Em suma, no entendimento do Professor, este “dever” de boa administração (que se viria a tornar num princípio consagrado no CPA em 2015), consistia num autêntico dever jurídico de não proceder arbitrariamente, impondo ao agente em cada situação de exercício do poder, uma atenta consideração dos precedentes, das particularidades do caso concreto e do fim de interesse público, pois “só quando ele atua depois de ter tomado na devida conta esses elementos, é que a sua escolha pode ser a única que satisfará cabalmente o interesse público substancial”.
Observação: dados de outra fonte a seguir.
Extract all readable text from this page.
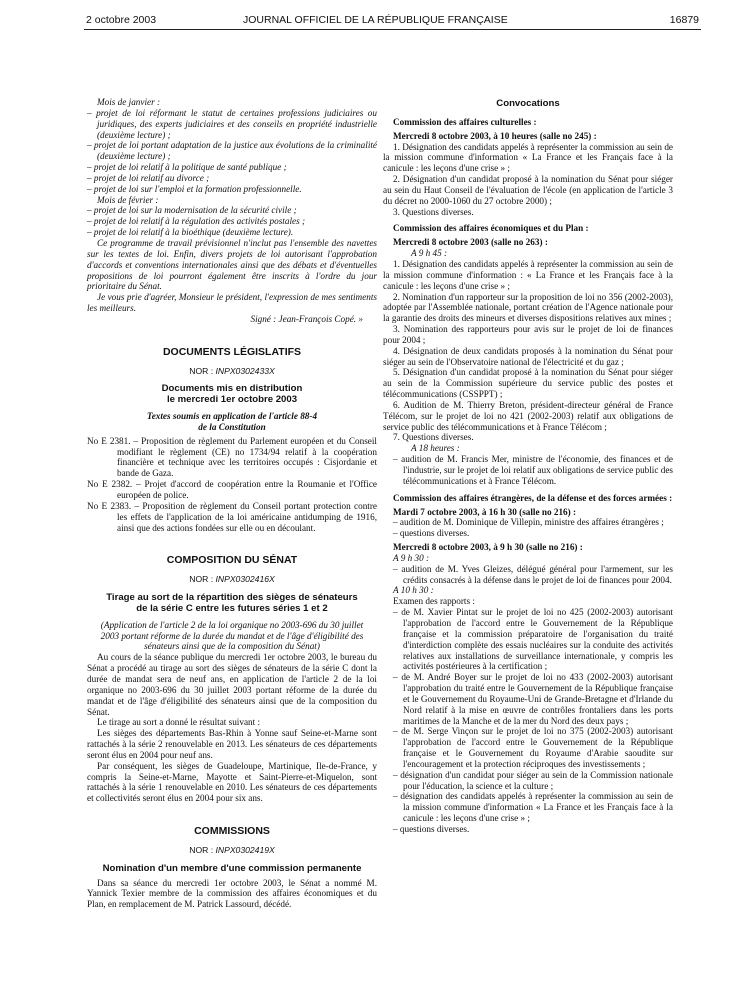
2 octobre 2003	JOURNAL OFFICIEL DE LA RÉPUBLIQUE FRANÇAISE	16879

Mois de janvier :

– projet de loi réformant le statut de certaines professions judiciaires ou juridiques, des experts judiciaires et des conseils en propriété industrielle (deuxième lecture) ;

– projet de loi portant adaptation de la justice aux évolutions de la criminalité (deuxième lecture) ;

– projet de loi relatif à la politique de santé publique ;

– projet de loi relatif au divorce ;

– projet de loi sur l'emploi et la formation professionnelle.

Mois de février :

– projet de loi sur la modernisation de la sécurité civile ;

– projet de loi relatif à la régulation des activités postales ;

– projet de loi relatif à la bioéthique (deuxième lecture).

Ce programme de travail prévisionnel n'inclut pas l'ensemble des navettes sur les textes de loi. Enfin, divers projets de loi autorisant l'approbation d'accords et conventions internationales ainsi que des débats et d'éventuelles propositions de loi pourront également être inscrits à l'ordre du jour prioritaire du Sénat.

Je vous prie d'agréer, Monsieur le président, l'expression de mes sentiments les meilleurs.

Signé : Jean-François Copé. »

DOCUMENTS LÉGISLATIFS

NOR : INPX0302433X

Documents mis en distribution

le mercredi 1er octobre 2003

Textes soumis en application de l'article 88-4

de la Constitution

No E 2381. – Proposition de règlement du Parlement européen et du Conseil modifiant le règlement (CE) no 1734/94 relatif à la coopération financière et technique avec les territoires occupés : Cisjordanie et bande de Gaza.

No E 2382. – Projet d'accord de coopération entre la Roumanie et l'Office européen de police.

No E 2383. – Proposition de règlement du Conseil portant protection contre les effets de l'application de la loi américaine antidumping de 1916, ainsi que des actions fondées sur elle ou en découlant.

COMPOSITION DU SÉNAT

NOR : INPX0302416X

Tirage au sort de la répartition des sièges de sénateurs

de la série C entre les futures séries 1 et 2

(Application de l'article 2 de la loi organique no 2003-696 du 30 juillet 2003 portant réforme de la durée du mandat et de l'âge d'éligibilité des sénateurs ainsi que de la composition du Sénat)

Au cours de la séance publique du mercredi 1er octobre 2003, le bureau du Sénat a procédé au tirage au sort des sièges de sénateurs de la série C dont la durée de mandat sera de neuf ans, en application de l'article 2 de la loi organique no 2003-696 du 30 juillet 2003 portant réforme de la durée du mandat et de l'âge d'éligibilité des sénateurs ainsi que de la composition du Sénat.

Le tirage au sort a donné le résultat suivant :

Les sièges des départements Bas-Rhin à Yonne sauf Seine-et-Marne sont rattachés à la série 2 renouvelable en 2013. Les sénateurs de ces départements seront élus en 2004 pour neuf ans.

Par conséquent, les sièges de Guadeloupe, Martinique, Ile-de-France, y compris la Seine-et-Marne, Mayotte et Saint-Pierre-et-Miquelon, sont rattachés à la série 1 renouvelable en 2010. Les sénateurs de ces départements et collectivités seront élus en 2004 pour six ans.

COMMISSIONS

NOR : INPX0302419X

Nomination d'un membre d'une commission permanente

Dans sa séance du mercredi 1er octobre 2003, le Sénat a nommé M. Yannick Texier membre de la commission des affaires économiques et du Plan, en remplacement de M. Patrick Lassourd, décédé.

Convocations

Commission des affaires culturelles :

Mercredi 8 octobre 2003, à 10 heures (salle no 245) :

1. Désignation des candidats appelés à représenter la commission au sein de la mission commune d'information « La France et les Français face à la canicule : les leçons d'une crise » ;

2. Désignation d'un candidat proposé à la nomination du Sénat pour siéger au sein du Haut Conseil de l'évaluation de l'école (en application de l'article 3 du décret no 2000-1060 du 27 octobre 2000) ;

3. Questions diverses.

Commission des affaires économiques et du Plan :

Mercredi 8 octobre 2003 (salle no 263) :

A 9 h 45 :

1. Désignation des candidats appelés à représenter la commission au sein de la mission commune d'information : « La France et les Français face à la canicule : les leçons d'une crise » ;

2. Nomination d'un rapporteur sur la proposition de loi no 356 (2002-2003), adoptée par l'Assemblée nationale, portant création de l'Agence nationale pour la garantie des droits des mineurs et diverses dispositions relatives aux mines ;

3. Nomination des rapporteurs pour avis sur le projet de loi de finances pour 2004 ;

4. Désignation de deux candidats proposés à la nomination du Sénat pour siéger au sein de l'Observatoire national de l'électricité et du gaz ;

5. Désignation d'un candidat proposé à la nomination du Sénat pour siéger au sein de la Commission supérieure du service public des postes et télécommunications (CSSPPT) ;

6. Audition de M. Thierry Breton, président-directeur général de France Télécom, sur le projet de loi no 421 (2002-2003) relatif aux obligations de service public des télécommunications et à France Télécom ;

7. Questions diverses.

A 18 heures :

– audition de M. Francis Mer, ministre de l'économie, des finances et de l'industrie, sur le projet de loi relatif aux obligations de service public des télécommunications et à France Télécom.

Commission des affaires étrangères, de la défense et des forces armées :

Mardi 7 octobre 2003, à 16 h 30 (salle no 216) :

– audition de M. Dominique de Villepin, ministre des affaires étrangères ;

– questions diverses.

Mercredi 8 octobre 2003, à 9 h 30 (salle no 216) :

A 9 h 30 :

– audition de M. Yves Gleizes, délégué général pour l'armement, sur les crédits consacrés à la défense dans le projet de loi de finances pour 2004.

A 10 h 30 :

Examen des rapports :

– de M. Xavier Pintat sur le projet de loi no 425 (2002-2003) autorisant l'approbation de l'accord entre le Gouvernement de la République française et la commission préparatoire de l'organisation du traité d'interdiction complète des essais nucléaires sur la conduite des activités relatives aux installations de surveillance internationale, y compris les activités postérieures à la certification ;

– de M. André Boyer sur le projet de loi no 433 (2002-2003) autorisant l'approbation du traité entre le Gouvernement de la République française et le Gouvernement du Royaume-Uni de Grande-Bretagne et d'Irlande du Nord relatif à la mise en œuvre de contrôles frontaliers dans les ports maritimes de la Manche et de la mer du Nord des deux pays ;

– de M. Serge Vinçon sur le projet de loi no 375 (2002-2003) autorisant l'approbation de l'accord entre le Gouvernement de la République française et le Gouvernement du Royaume d'Arabie saoudite sur l'encouragement et la protection réciproques des investissements ;

– désignation d'un candidat pour siéger au sein de la Commission nationale pour l'éducation, la science et la culture ;

– désignation des candidats appelés à représenter la commission au sein de la mission commune d'information « La France et les Français face à la canicule : les leçons d'une crise » ;

– questions diverses.
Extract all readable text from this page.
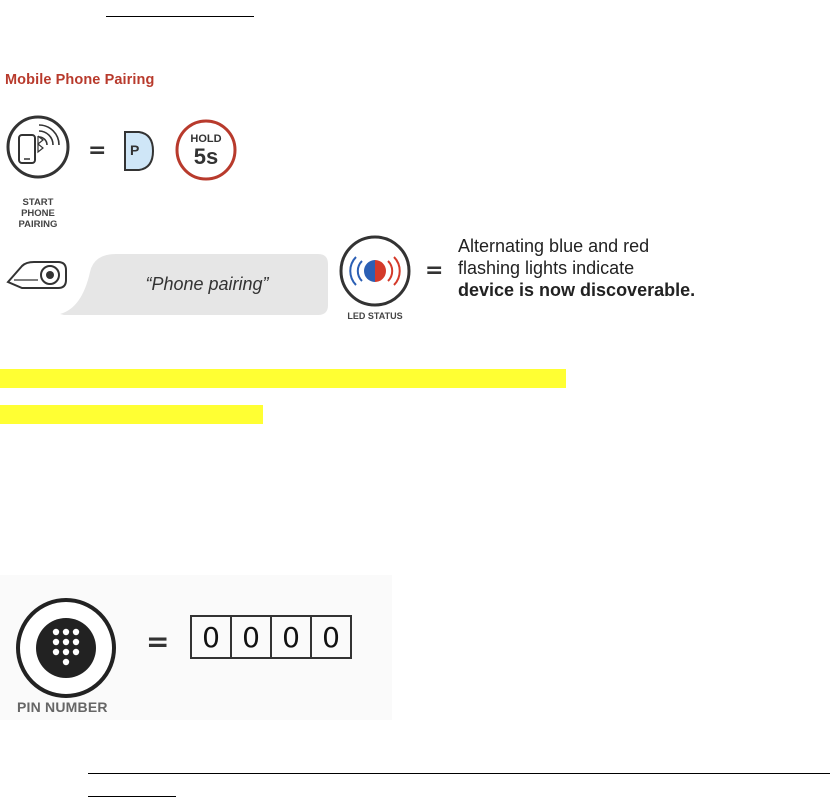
Mobile Phone Pairing
= P
HOLD
5s
START
PHONE
PAIRING
“Phone pairing”
LED STATUS
=
Alternating blue and red
flashing lights indicate
device is now discoverable.
PIN NUMBER
=	0 0 0 0
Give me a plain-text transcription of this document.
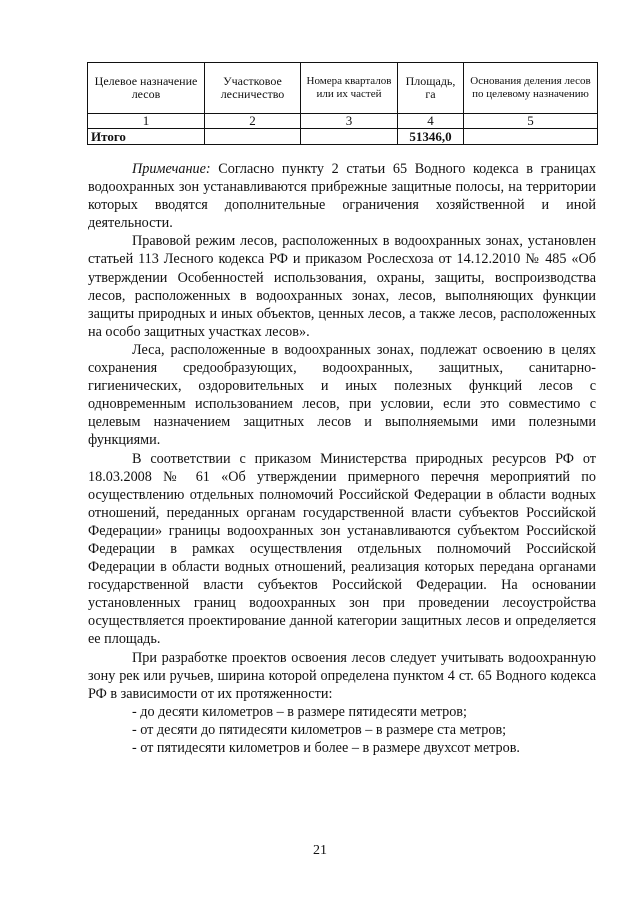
Целевое назначение лесов	Участковое лесничество	Номера кварталов или их частей	Площадь, га	Основания деления лесов по целевому назначению
1	2	3	4	5
Итого			51346,0	

Примечание: Согласно пункту 2 статьи 65 Водного кодекса в границах водоохранных зон устанавливаются прибрежные защитные полосы, на территории которых вводятся дополнительные ограничения хозяйственной и иной деятельности.

Правовой режим лесов, расположенных в водоохранных зонах, установлен статьей 113 Лесного кодекса РФ и приказом Рослесхоза от 14.12.2010 № 485 «Об утверждении Особенностей использования, охраны, защиты, воспроизводства лесов, расположенных в водоохранных зонах, лесов, выполняющих функции защиты природных и иных объектов, ценных лесов, а также лесов, расположенных на особо защитных участках лесов».

Леса, расположенные в водоохранных зонах, подлежат освоению в целях сохранения средообразующих, водоохранных, защитных, санитарно-гигиенических, оздоровительных и иных полезных функций лесов с одновременным использованием лесов, при условии, если это совместимо с целевым назначением защитных лесов и выполняемыми ими полезными функциями.

В соответствии с приказом Министерства природных ресурсов РФ от 18.03.2008 № 61 «Об утверждении примерного перечня мероприятий по осуществлению отдельных полномочий Российской Федерации в области водных отношений, переданных органам государственной власти субъектов Российской Федерации» границы водоохранных зон устанавливаются субъектом Российской Федерации в рамках осуществления отдельных полномочий Российской Федерации в области водных отношений, реализация которых передана органами государственной власти субъектов Российской Федерации. На основании установленных границ водоохранных зон при проведении лесоустройства осуществляется проектирование данной категории защитных лесов и определяется ее площадь.

При разработке проектов освоения лесов следует учитывать водоохранную зону рек или ручьев, ширина которой определена пунктом 4 ст. 65 Водного кодекса РФ в зависимости от их протяженности:

- до десяти километров – в размере пятидесяти метров;

- от десяти до пятидесяти километров – в размере ста метров;

- от пятидесяти километров и более – в размере двухсот метров.

21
Analisada que está esta posição, cumpre de resto mencionar o facto de o referido dever de boa administração já ter tido consagração, ainda que não total, num preceito anterior (artigo 10.º do CPA de 1991).

Artigo 10.º CPA 1991
Princípio da desburocratização e da eficiência
A Administração pública deve ser estruturada de modo a aproximar os serviços das populações e de forma não burocratizada, a fim de assegurar a celeridade, a economia e a eficiência das suas decisões.

Mais recente, a definição apresentada pelo Professor Freitas do Amaral, é a de que a Boa Administração se traduz no “dever de a Administração prosseguir o bem comum da forma mais eficiente possível”, estando por isso associada a este dever, a ideia de eficiência da administração. Na mesma medida, o Professor Marcelo Rebelo de Sousa faz referência a um princípio da boa administração, do mérito ou da eficiência.
De outra forma, o Professor Mário Aroso de Almeida, um dos membros da comissão revisora do CPA, entende a boa administração como “aquela que assegura a eficiente satisfação por parte da administração das necessidades coletivas que a Constituição e a lei põe a seu cargo, sem, para o efeito, atropelar as exigências que, no plano jurídico, lhe são impostas, designadamente para a proteção dos direitos e interesses dos particulares”.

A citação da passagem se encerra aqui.